Tribunal Administratif de Marseille — Décision N° TA13-2605245

mardi 7 avril 2026

JuridictionTribunal Administratif de Marseille
SectionTribunal Administratif de Marseille
N° DossierTA13-2605245
TypeDécision
RecoursExcès de pouvoir
Avocat requérantCAVÉ

Résumé IA

Le Tribunal Administratif de Marseille a rejeté la demande de suspension en référé d'une décision implicite de rejet de renouvellement d'un titre de séjour « salarié ». Le juge a estimé que la condition d'urgence n'était pas caractérisée, car la requérante disposait d'un récépissé valable couvrant la période litigieuse, ce qui préservait sa situation administrative et professionnelle. La décision s'appuie sur les dispositions de l'article L. 521-1 du code de justice administrative.

Texte intégral

Vu la procédure suivante :
Par une requête, enregistrée le 26 mars 2026, Mme A... B... représentée par Me Cavé, demande au juge des référés, sur le fondement de l’article L. 521-1 du code de justice administrative :

1°) de suspendre l’exécution de la décision implicite du 24 janvier 2025 par laquelle le préfet des Bouches-du-Rhône a rejeté sa demande de renouvellement de son titre de séjour « salarié » ;

2°) d’enjoindre au préfet des Bouches-du-Rhône, de lui délivrer, à titre provisoire, une carte de séjour pluriannuelle de quatre ans portant la mention « salarié » dans le délai d’un mois à compter de la notification de la décision à intervenir, sous astreinte de 100 euros par jour de retard, ladite astreinte courant pendant un délai de trois mois après lequel elle pourra être liquidée et une nouvelle astreinte sera fixée ;

3°) d’enjoindre, dans cette attente, au préfet des Bouches-du-Rhône, de lui délivrer une autorisation provisoire de séjour l’autorisant à travailler dans un délai de sept jours à compter de la notification de la décision à intervenir, sous astreinte de 100 euros par jour de retard ;

4°) à défaut, d’enjoindre, d’une part, au préfet des Bouches-du-Rhône, de réexaminer sa situation dans un délai d’un mois suivant la notification de la décision à intervenir, sous astreinte de 100 euros par jour de retard ;

5°) à défaut, d’enjoindre, d’autre part, au préfet des Bouches-du-Rhône de lui délivrer une autorisation provisoire de séjour l’autorisant à travailler et valable au minimum six mois et renouvelable jusqu’à la remise de la carte de séjour pluriannuelle de quatre ans portant la mention « salarié » ou jusqu’à l’intervention du jugement au fond, dans le délai de sept jours à compter de la notification de la décision à intervenir, sous astreinte de 100 euros par jour de retard ;

6°) de mettre à la charge de l’Etat le versement d’une somme de 1 500 euros au titre des dispositions de l’article L. 761-1 du code de justice administrative.



Elle soutient que :


- une décision implicite de rejet est née le 24 janvier 2025 ;
- sa demande n’est pas tardive, en raison de l’inopposabilité des voies et délais de recours


S’agissant de la condition d’urgence :


- elle bénéficie de la présomption d’urgence applicable aux demandes de renouvellement de titre de séjour ;
- la condition d’urgence est caractérisée par les conséquences de la décision sur sa situation administrative, car elle est en situation irrégulière depuis le 26 juin 2025, et financière, dès lors que son contrat de travail a été suspendu.
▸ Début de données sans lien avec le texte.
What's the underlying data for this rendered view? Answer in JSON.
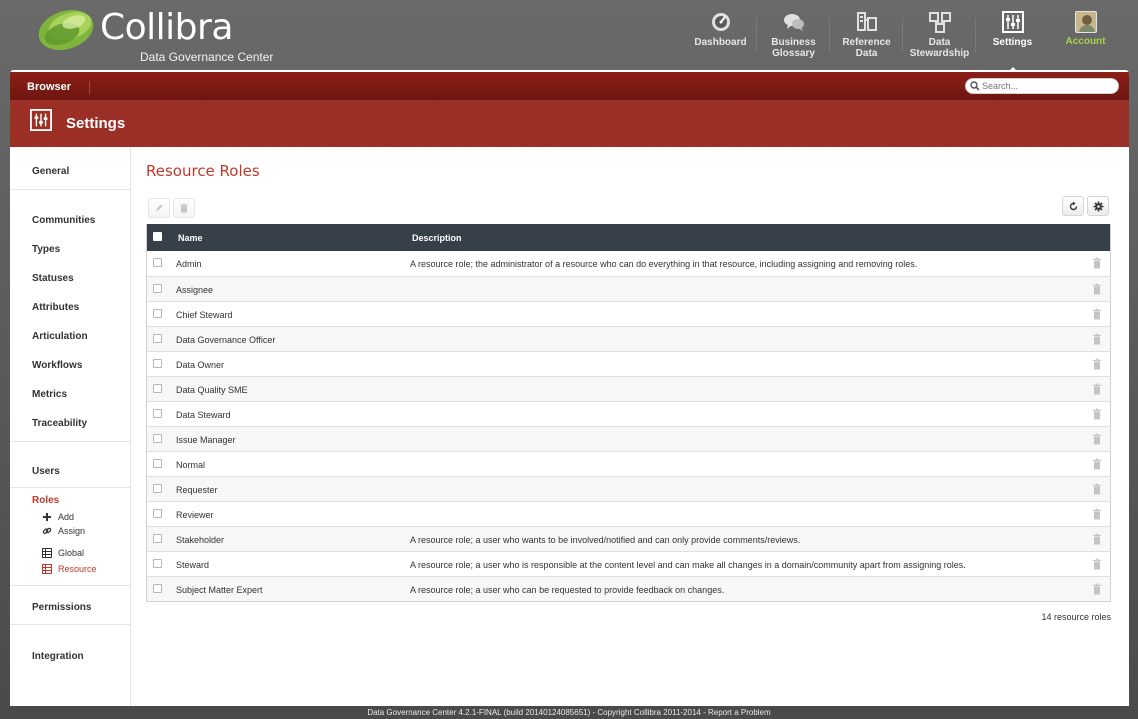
{
  "brand": {
    "name": "Collibra",
    "subtitle": "Data Governance Center"
  },
  "topnav": {
    "items": [
      {
        "label": "Dashboard",
        "icon": "dashboard-icon"
      },
      {
        "label": "Business Glossary",
        "icon": "glossary-chat-icon"
      },
      {
        "label": "Reference Data",
        "icon": "reference-data-icon"
      },
      {
        "label": "Data Stewardship",
        "icon": "stewardship-icon"
      },
      {
        "label": "Settings",
        "icon": "settings-sliders-icon"
      },
      {
        "label": "Account",
        "icon": "account-avatar"
      }
    ]
  },
  "browserbar": {
    "label": "Browser",
    "search_placeholder": "Search..."
  },
  "pageheader": {
    "title": "Settings"
  },
  "sidebar": {
    "items": [
      {
        "label": "General"
      },
      {
        "label": "Communities"
      },
      {
        "label": "Types"
      },
      {
        "label": "Statuses"
      },
      {
        "label": "Attributes"
      },
      {
        "label": "Articulation"
      },
      {
        "label": "Workflows"
      },
      {
        "label": "Metrics"
      },
      {
        "label": "Traceability"
      },
      {
        "label": "Users"
      },
      {
        "label": "Roles"
      },
      {
        "label": "Permissions"
      },
      {
        "label": "Integration"
      }
    ],
    "role_actions": [
      {
        "label": "Add",
        "icon": "plus-icon"
      },
      {
        "label": "Assign",
        "icon": "link-icon"
      }
    ],
    "role_views": [
      {
        "label": "Global",
        "icon": "table-icon"
      },
      {
        "label": "Resource",
        "icon": "table-icon"
      }
    ]
  },
  "content": {
    "title": "Resource Roles",
    "columns": {
      "name": "Name",
      "description": "Description"
    },
    "rows": [
      {
        "name": "Admin",
        "description": "A resource role; the administrator of a resource who can do everything in that resource, including assigning and removing roles."
      },
      {
        "name": "Assignee",
        "description": ""
      },
      {
        "name": "Chief Steward",
        "description": ""
      },
      {
        "name": "Data Governance Officer",
        "description": ""
      },
      {
        "name": "Data Owner",
        "description": ""
      },
      {
        "name": "Data Quality SME",
        "description": ""
      },
      {
        "name": "Data Steward",
        "description": ""
      },
      {
        "name": "Issue Manager",
        "description": ""
      },
      {
        "name": "Normal",
        "description": ""
      },
      {
        "name": "Requester",
        "description": ""
      },
      {
        "name": "Reviewer",
        "description": ""
      },
      {
        "name": "Stakeholder",
        "description": "A resource role; a user who wants to be involved/notified and can only provide comments/reviews."
      },
      {
        "name": "Steward",
        "description": "A resource role; a user who is responsible at the content level and can make all changes in a domain/community apart from assigning roles."
      },
      {
        "name": "Subject Matter Expert",
        "description": "A resource role; a user who can be requested to provide feedback on changes."
      }
    ],
    "count_label": "14 resource roles"
  },
  "footer": {
    "text": "Data Governance Center 4.2.1-FINAL (build 20140124085651) - Copyright Collibra 2011-2014 - ",
    "link": "Report a Problem"
  },
  "colors": {
    "brand_red": "#9a2c23",
    "accent_red": "#c0392b",
    "table_header": "#373f49",
    "account_green": "#a6d14a"
  }
}
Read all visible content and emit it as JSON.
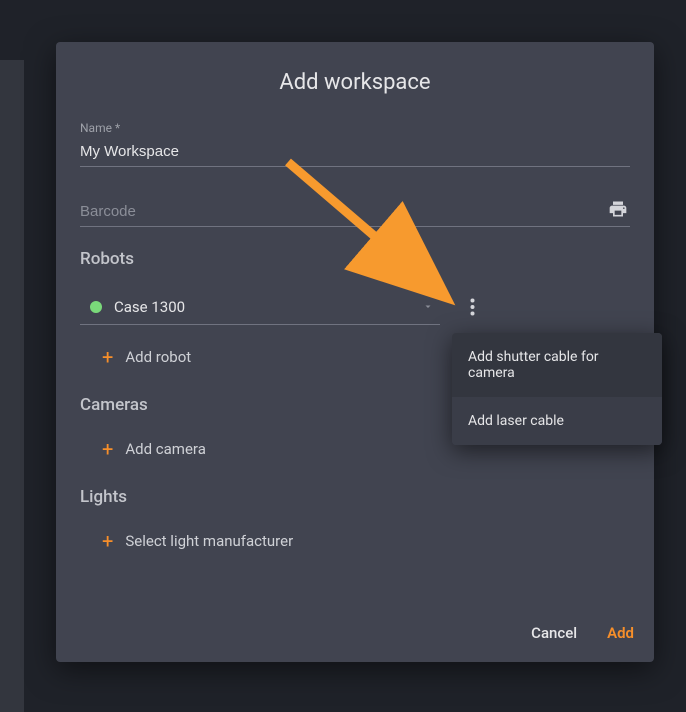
{
  "modal": {
    "title": "Add workspace",
    "name_label": "Name *",
    "name_value": "My Workspace",
    "barcode_placeholder": "Barcode",
    "cancel": "Cancel",
    "add": "Add"
  },
  "sections": {
    "robots": "Robots",
    "cameras": "Cameras",
    "lights": "Lights"
  },
  "robot": {
    "selected": "Case 1300"
  },
  "addlinks": {
    "robot": "Add robot",
    "camera": "Add camera",
    "light": "Select light manufacturer"
  },
  "popover": {
    "item1": "Add shutter cable for camera",
    "item2": "Add laser cable"
  }
}
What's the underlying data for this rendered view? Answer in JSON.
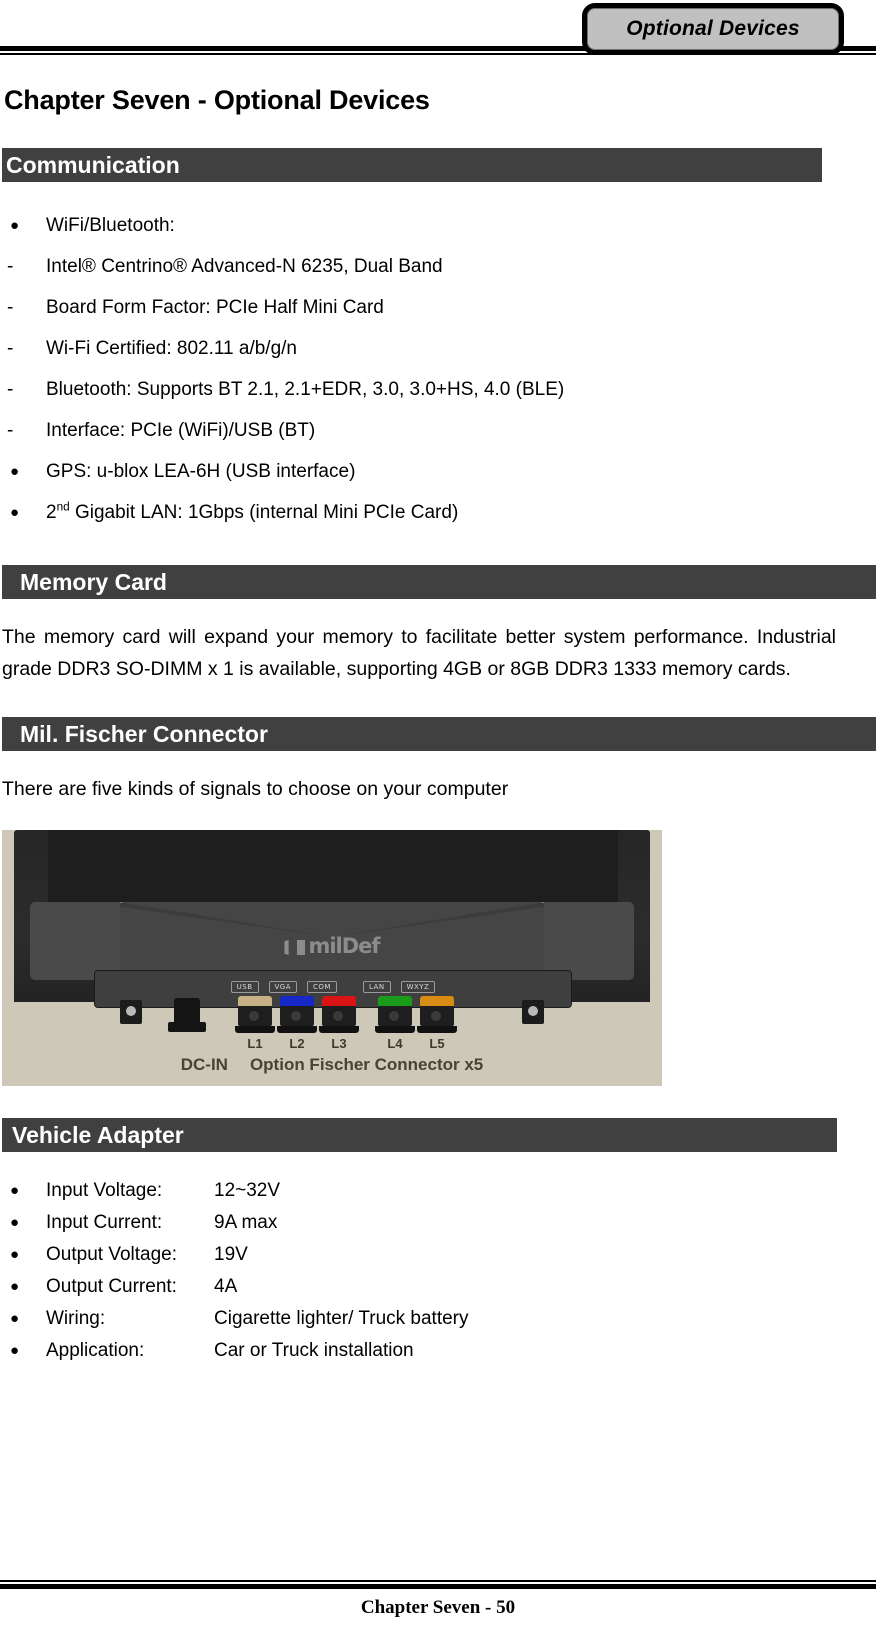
{
  "header": {
    "tab_label": "Optional Devices"
  },
  "chapter_title": "Chapter Seven - Optional Devices",
  "sections": {
    "communication": {
      "heading": "Communication",
      "items": [
        {
          "marker": "bullet",
          "text": "WiFi/Bluetooth:"
        },
        {
          "marker": "dash",
          "text": "Intel® Centrino® Advanced-N 6235, Dual Band"
        },
        {
          "marker": "dash",
          "text": "Board Form Factor: PCIe Half Mini Card"
        },
        {
          "marker": "dash",
          "text": "Wi-Fi Certified: 802.11 a/b/g/n"
        },
        {
          "marker": "dash",
          "text": "Bluetooth: Supports BT 2.1, 2.1+EDR, 3.0, 3.0+HS, 4.0 (BLE)"
        },
        {
          "marker": "dash",
          "text": "Interface: PCIe (WiFi)/USB (BT)"
        },
        {
          "marker": "bullet",
          "text": "GPS: u-blox LEA-6H (USB interface)"
        },
        {
          "marker": "bullet",
          "text": "2",
          "sup": "nd",
          "text_after": " Gigabit LAN: 1Gbps (internal Mini PCIe Card)"
        }
      ]
    },
    "memory_card": {
      "heading": "Memory Card",
      "paragraph": "The memory card will expand your memory to facilitate better system performance. Industrial grade DDR3 SO-DIMM x 1 is available, supporting 4GB or 8GB DDR3 1333 memory cards."
    },
    "fischer": {
      "heading": "Mil. Fischer Connector",
      "paragraph": "There are five kinds of signals to choose on your computer",
      "figure": {
        "brand": "milDef",
        "port_labels": [
          "USB",
          "VGA",
          "COM",
          "LAN",
          "WXYZ"
        ],
        "connectors": [
          {
            "label": "L1",
            "color": "#c8b184"
          },
          {
            "label": "L2",
            "color": "#1628c8"
          },
          {
            "label": "L3",
            "color": "#d81414"
          },
          {
            "label": "L4",
            "color": "#1a9c1a"
          },
          {
            "label": "L5",
            "color": "#d98c14"
          }
        ],
        "caption_dcin": "DC-IN",
        "caption_main": "Option Fischer Connector x5"
      }
    },
    "vehicle_adapter": {
      "heading": "Vehicle Adapter",
      "items": [
        {
          "label": "Input Voltage:",
          "value": "12~32V"
        },
        {
          "label": "Input Current:",
          "value": "9A max"
        },
        {
          "label": "Output Voltage:",
          "value": "19V"
        },
        {
          "label": "Output Current:",
          "value": "4A"
        },
        {
          "label": "Wiring:",
          "value": "Cigarette lighter/ Truck battery"
        },
        {
          "label": "Application:",
          "value": "Car or Truck installation"
        }
      ]
    }
  },
  "footer": {
    "text": "Chapter Seven - 50"
  },
  "colors": {
    "section_bar": "#404040",
    "rule": "#000000",
    "tab_fill": "#c0c0c0"
  }
}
S’agissant de la condition tenant à l’existence d’un doute sérieux quant à la légalité de la décision en litige :

- elle est entachée d’un défaut de motivation, ;

- elle méconnaît les dispositions des articles L. 421-1, L. 433-4, L. 411-4, R. 433-4 et R. 433-5 du code de l’entrée et du séjour des étrangers et du droit d’asile ;
- elle méconnaît l’article 8 de la convention européenne de sauvegarde des droits de l’Homme et des libertés fondamentales.

Vu :
- les autres pièces du dossier ;
- la requête enregistrée le 26 mars 2026 sous le numéro 2605230 par laquelle Mme B... demande l’annulation de la décision attaquée.

Vu :
- la convention européenne de sauvegarde des droits de l’homme et des libertés fondamentales ;
- le code de l'entrée et du séjour des étrangers et du droit d'asile ;
- le code de justice administrative.

Le président du tribunal a désigné M. Fedi, vice-président, pour statuer sur les demandes de référé.

Les parties ont été régulièrement averties du jour de l’audience.

Au cours de l’audience publique du 7 avril 2026 à 10h, tenue en présence de Mme Marquet, greffière d’audience, M. Fedi a lu son rapport.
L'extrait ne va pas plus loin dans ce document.